Now, you see this in all walks of life. Comic books with their special 9 cent issues a few years ago, for example. Many bookstores used the Harry Potter books as loss leaders, marking them down below cost because they knew people like me can't walk into a bookstore without picking up a shitload of other reading material while we're there (the night of Deathly Hallows, I spent ov $80. That wasn't what Book 7 cost). The question becomes, are there enough other sales to make up what you are losing?
Burger King, based in Miami and the #2 fast food chain, created a new promotion, the $1 double cheeseburger. Meatwise, it's actually a smidge bigger than Mickey D's Quarter Pounder With Cheese. They rolled out the promotion and required franchisees, who operate about 90% of BK stores, to go along with it.
Well, the franchisees are fighting back. They are suing on the grounds that the double cheeseburger is too expensive for a $1 menu item. They estimate the cost of the burger itself is 55 cents, with 45 cents for royalties, labor, and so on, bringing the cost of the burger to $1.10. BK twice ran the idea past franchisees, and it was rejected each time as being not cost effective. BK then went, tough rocks, and moved forward with the promotion anyway, forcing franchisees to go along with it.

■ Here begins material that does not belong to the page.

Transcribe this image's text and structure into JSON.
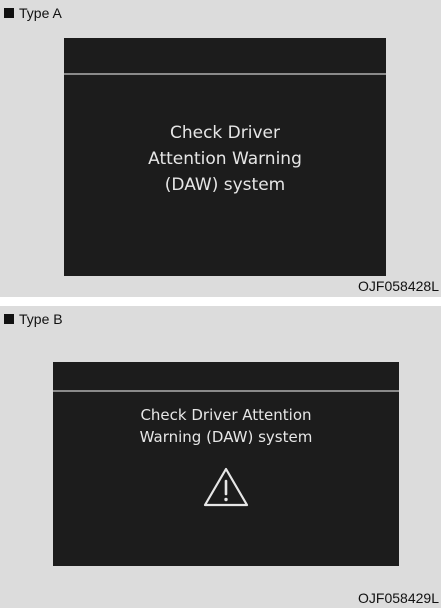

A mitigating factor not mentioned in the news report is the loss leader angle. The double cheeseburger is not part of a value menu, so, if you want fries and a drink, you are paying full price for those items. The fries, okay, but the fountain drinks are practically a license to print money. I used to be an assistant manager at a pizza parlor, I know how much that costs. This is why, if there were complaints and free drinks would make the customers happy, you did it. (This is also why I balk at movie theaters charging $6 for a soda smaller than a Big Gulp.) I don't know the actual costs for the fries and that, but if you look at the burger as a loss leader, I see where the logic that it isn't a money loser comes into play.
And it's possible this won't last too long anyway. The Breakfast and Burger Shots are going the way of the dodo (last time I had one, they split one sausage patty among four sandwiches. If you want to kill consumer interest, that should do it), so it's possible this will just last for a while and be gone once they have some brand loyalty built up.
So it all comes down to business models -- money up front, or money in association. There ain't no getting rich quick either way.